Early telephone systems used an electromagnetically operated Strowger switch to connect telephone callers; later telephone exchanges contain one or more electromechanical crossbar switches. Thus the term 'switched' is applied to telecommunications networks, and signifies a network that is circuit switched, providing dedicated circuits for communication between end nodes, such as the public switched telephone network.

The term switch has since spread to a variety of digital active devices such as transistors and logic gates whose function is to change their output state between logic states or connect different signal lines.

The common feature of all these usages is they refer to devices that control a binary state of either on or off, closed or open, connected or not connected, conducting or not conducting, low impedance or high impedance.

==Types==
There is a great variety of different types of switches that can be classified based on various characteristics, such as amplifying factor or power factor, power type, materials it made out of etc..:

- Vacuum tubes can be used in high voltage applications.

- The diode can be treated as switch that conducts significantly only when forward biased and is otherwise effectively disconnected (high impedance).
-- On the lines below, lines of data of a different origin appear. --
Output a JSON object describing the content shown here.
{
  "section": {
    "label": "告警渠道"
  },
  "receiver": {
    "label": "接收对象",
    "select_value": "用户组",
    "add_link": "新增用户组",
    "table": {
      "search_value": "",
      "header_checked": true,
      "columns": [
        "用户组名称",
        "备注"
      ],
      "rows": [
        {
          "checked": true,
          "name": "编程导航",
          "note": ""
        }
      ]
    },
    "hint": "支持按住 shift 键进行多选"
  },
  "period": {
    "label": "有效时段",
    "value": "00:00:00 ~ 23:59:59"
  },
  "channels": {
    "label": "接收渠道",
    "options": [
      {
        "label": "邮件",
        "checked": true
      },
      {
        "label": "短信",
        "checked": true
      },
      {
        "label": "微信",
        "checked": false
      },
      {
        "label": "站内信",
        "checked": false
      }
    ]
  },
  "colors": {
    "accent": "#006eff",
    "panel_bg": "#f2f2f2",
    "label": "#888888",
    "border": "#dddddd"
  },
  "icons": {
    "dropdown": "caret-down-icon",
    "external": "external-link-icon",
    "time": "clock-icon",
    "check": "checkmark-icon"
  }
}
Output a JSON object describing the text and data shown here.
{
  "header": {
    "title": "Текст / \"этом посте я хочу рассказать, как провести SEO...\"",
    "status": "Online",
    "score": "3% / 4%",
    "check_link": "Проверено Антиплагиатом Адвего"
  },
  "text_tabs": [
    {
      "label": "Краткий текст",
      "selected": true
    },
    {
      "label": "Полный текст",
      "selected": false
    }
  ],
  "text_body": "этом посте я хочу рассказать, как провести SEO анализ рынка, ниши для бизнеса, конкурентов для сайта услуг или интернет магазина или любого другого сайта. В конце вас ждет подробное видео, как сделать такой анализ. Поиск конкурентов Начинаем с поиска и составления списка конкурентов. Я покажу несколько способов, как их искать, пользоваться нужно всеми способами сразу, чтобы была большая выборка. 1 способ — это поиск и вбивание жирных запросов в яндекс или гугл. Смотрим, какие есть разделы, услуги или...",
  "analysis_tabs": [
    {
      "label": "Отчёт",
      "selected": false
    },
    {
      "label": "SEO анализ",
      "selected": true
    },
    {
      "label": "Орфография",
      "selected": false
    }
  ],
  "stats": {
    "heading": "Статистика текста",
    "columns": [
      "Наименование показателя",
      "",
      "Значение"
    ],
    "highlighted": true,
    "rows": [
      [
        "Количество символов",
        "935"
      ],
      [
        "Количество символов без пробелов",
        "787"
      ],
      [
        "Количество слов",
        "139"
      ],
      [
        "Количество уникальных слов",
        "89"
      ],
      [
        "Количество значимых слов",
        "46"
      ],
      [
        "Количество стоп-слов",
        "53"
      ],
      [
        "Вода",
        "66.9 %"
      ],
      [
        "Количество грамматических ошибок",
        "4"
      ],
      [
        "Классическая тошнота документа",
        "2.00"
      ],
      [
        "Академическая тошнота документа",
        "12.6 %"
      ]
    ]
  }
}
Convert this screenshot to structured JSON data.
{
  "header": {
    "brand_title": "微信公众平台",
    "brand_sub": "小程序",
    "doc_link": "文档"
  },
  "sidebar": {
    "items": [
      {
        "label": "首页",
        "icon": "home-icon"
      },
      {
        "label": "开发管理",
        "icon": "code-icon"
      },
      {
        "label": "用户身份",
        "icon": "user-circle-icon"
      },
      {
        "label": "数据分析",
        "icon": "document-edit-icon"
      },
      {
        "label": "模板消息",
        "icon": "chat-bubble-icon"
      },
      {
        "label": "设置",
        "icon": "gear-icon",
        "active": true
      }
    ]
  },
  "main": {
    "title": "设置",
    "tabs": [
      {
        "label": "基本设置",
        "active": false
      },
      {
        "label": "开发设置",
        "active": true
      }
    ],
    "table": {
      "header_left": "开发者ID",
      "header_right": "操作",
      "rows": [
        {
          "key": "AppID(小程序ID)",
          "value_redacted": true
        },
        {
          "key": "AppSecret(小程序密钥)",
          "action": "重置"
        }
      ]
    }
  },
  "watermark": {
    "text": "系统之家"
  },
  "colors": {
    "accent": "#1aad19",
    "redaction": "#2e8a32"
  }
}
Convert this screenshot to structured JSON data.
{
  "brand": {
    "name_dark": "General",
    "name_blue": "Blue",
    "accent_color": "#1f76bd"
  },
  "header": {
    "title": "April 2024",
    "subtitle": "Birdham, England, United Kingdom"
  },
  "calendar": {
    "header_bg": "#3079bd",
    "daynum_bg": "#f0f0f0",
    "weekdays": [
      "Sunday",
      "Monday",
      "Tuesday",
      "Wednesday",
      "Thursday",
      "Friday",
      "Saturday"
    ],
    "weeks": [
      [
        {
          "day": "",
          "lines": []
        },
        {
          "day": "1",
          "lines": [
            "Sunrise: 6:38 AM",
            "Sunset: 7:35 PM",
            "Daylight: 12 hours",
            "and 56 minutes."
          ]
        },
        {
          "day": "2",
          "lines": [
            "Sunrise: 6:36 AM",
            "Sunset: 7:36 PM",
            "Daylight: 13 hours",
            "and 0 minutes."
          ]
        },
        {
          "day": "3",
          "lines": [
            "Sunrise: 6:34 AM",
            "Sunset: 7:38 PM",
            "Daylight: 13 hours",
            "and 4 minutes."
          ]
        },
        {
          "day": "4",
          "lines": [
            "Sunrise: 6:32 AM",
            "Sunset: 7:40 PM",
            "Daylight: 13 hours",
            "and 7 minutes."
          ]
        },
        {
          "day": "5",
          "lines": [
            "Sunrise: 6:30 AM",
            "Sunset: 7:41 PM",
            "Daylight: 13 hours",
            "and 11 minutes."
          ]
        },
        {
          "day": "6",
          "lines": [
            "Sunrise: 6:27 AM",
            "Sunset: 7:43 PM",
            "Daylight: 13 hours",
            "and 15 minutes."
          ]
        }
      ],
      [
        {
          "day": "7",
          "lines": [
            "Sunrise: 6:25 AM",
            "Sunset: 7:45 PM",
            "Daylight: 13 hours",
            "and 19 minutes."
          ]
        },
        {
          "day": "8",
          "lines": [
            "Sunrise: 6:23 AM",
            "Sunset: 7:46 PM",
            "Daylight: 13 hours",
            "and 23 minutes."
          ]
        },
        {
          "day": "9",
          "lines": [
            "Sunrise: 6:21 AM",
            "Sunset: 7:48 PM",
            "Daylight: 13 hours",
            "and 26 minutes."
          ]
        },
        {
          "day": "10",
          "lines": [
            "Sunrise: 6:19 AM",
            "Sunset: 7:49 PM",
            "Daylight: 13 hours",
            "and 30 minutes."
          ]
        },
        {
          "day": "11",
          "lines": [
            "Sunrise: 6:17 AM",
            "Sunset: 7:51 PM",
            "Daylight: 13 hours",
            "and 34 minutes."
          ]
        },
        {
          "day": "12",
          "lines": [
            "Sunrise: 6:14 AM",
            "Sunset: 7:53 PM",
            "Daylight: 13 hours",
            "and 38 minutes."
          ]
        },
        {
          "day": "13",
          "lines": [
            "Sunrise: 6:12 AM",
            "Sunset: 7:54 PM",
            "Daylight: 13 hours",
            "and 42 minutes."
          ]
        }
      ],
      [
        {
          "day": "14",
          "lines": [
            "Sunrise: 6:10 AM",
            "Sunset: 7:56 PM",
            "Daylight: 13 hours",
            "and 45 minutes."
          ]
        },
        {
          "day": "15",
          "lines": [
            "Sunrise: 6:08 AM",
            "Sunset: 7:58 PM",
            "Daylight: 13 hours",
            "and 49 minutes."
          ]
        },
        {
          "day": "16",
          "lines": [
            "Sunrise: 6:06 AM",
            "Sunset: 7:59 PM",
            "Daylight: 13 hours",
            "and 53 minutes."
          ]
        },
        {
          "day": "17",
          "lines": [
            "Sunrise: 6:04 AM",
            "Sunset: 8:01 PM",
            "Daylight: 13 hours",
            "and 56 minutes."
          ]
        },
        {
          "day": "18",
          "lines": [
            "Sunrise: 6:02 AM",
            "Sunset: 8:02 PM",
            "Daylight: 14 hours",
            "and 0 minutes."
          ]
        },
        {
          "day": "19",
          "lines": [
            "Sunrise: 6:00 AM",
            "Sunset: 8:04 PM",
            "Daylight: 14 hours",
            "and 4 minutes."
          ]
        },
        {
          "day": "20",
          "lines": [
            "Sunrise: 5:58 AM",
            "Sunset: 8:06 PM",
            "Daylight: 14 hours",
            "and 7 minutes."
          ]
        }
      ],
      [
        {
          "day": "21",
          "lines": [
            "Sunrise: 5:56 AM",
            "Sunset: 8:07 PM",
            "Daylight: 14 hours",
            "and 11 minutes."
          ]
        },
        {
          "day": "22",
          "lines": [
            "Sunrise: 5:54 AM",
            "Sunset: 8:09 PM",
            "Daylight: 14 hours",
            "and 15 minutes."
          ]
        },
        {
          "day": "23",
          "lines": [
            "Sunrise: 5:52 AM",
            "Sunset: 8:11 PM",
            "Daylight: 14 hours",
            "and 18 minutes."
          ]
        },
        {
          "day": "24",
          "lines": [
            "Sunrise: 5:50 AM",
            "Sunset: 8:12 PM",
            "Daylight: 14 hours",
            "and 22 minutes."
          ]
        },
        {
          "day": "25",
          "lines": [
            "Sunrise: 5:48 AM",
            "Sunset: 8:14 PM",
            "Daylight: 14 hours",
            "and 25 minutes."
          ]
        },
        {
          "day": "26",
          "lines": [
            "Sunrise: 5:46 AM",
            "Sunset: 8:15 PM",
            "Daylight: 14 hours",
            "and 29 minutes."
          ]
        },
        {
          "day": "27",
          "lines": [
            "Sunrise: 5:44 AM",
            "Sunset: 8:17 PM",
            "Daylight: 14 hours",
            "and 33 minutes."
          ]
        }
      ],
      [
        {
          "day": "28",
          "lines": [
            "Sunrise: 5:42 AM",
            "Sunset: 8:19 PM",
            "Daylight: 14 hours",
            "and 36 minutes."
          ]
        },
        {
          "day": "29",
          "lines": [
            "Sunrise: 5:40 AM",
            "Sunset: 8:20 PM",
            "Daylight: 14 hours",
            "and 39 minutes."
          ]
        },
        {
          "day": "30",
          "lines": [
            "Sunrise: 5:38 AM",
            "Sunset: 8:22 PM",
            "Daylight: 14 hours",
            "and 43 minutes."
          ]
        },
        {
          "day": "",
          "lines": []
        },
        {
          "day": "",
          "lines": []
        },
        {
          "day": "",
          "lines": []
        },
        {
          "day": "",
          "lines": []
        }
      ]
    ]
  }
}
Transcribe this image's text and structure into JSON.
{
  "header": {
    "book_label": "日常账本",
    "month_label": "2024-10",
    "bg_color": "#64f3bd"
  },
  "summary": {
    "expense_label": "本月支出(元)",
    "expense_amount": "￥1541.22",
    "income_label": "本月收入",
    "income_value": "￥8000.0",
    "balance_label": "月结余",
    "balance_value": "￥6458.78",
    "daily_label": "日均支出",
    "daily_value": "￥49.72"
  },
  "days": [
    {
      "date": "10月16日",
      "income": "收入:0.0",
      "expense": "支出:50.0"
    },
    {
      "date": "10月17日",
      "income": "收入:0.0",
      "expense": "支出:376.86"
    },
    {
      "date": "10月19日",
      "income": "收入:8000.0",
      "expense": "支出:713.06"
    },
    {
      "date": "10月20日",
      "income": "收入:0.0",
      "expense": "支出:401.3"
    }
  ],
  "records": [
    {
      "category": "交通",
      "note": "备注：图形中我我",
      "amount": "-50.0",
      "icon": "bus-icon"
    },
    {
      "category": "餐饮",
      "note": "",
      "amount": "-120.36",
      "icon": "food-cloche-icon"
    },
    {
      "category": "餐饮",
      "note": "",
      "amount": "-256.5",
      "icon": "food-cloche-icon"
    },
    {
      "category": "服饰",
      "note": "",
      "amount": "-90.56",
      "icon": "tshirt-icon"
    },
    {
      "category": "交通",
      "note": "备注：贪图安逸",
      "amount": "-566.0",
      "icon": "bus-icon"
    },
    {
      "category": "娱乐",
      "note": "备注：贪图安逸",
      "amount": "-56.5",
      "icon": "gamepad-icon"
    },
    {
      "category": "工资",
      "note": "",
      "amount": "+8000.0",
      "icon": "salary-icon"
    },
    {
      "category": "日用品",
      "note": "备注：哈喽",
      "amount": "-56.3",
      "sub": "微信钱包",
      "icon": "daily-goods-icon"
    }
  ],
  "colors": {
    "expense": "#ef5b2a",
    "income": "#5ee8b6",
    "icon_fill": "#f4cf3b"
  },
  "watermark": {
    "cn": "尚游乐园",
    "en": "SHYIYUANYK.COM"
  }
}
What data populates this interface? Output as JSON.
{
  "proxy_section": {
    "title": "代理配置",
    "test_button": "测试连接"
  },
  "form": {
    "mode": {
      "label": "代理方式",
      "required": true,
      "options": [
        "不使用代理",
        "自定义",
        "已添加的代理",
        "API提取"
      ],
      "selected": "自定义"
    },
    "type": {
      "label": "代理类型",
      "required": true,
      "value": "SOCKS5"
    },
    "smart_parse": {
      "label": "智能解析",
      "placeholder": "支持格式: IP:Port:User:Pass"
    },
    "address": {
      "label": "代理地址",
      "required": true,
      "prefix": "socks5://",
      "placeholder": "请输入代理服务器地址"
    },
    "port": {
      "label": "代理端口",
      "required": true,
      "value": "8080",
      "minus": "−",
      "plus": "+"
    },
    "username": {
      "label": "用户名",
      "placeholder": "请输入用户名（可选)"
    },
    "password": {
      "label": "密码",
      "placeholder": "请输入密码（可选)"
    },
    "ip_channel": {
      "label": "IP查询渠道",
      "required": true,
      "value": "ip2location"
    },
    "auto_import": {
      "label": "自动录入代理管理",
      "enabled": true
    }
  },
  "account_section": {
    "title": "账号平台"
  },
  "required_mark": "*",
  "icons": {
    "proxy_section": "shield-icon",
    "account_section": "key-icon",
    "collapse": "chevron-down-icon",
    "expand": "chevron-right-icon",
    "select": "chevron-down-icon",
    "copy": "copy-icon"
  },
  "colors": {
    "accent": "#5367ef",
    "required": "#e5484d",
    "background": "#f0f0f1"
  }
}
Specific diode types that can change switching state quickly, such as the Schottky diode and the 1N4148, are called "switching diodes".
- The transistor can be operated as a switch. The bipolar junction transistor (BJT) cutoff and saturation regions of operation can respectively be treated as a closed and open switch.
- The most widely used electronic switch in digital circuits is the metal–oxide–semiconductor field-effect transistor (MOSFET).
- The analogue switch uses two MOSFET transistors in a transmission gate arrangement as a switch that works much like a relay, with some advantages and several limitations compared to an electromechanical relay.
- The power transistor(s) in a switching voltage regulator, such as a power supply unit, are used like a switch to alternately let power flow and block power from flowing.
- Hall switches are a type of Hall sensor that combine the analog Hall effect with threshold detection to produce a magnetically-operated switch.
- The opto-isolator uses light from an LED controlled by a current which is received by a phototransistor to switch a galvanically-isolated circuit.
- The insulated-gate bipolar transistor (IGBT) combines advantages of BJTs and power MOSFETs.
- A silicon controlled rectifier (SCR) can be used for high speed switching for power control application (e.g. for motor drivers)
- A TRIAC (triode AC), equivalent to two back-to-back SCRs, is a bidirectional switching device.
- A DIAC stands for diode AC switch.
- A gate turn-off thyristor (GTO) is a bipolar switching device.
- Electronic switches may also consist of complex configurations that are assisted by physical contact, for instance resistive or capacitive sensing touchscreens.
- Network switches reconfigure connections between different ports of computers in a computer network.

==Applications==
Electronic switches are used in all kinds of common and industrial applications ranging from oscillation generators to power, and input control.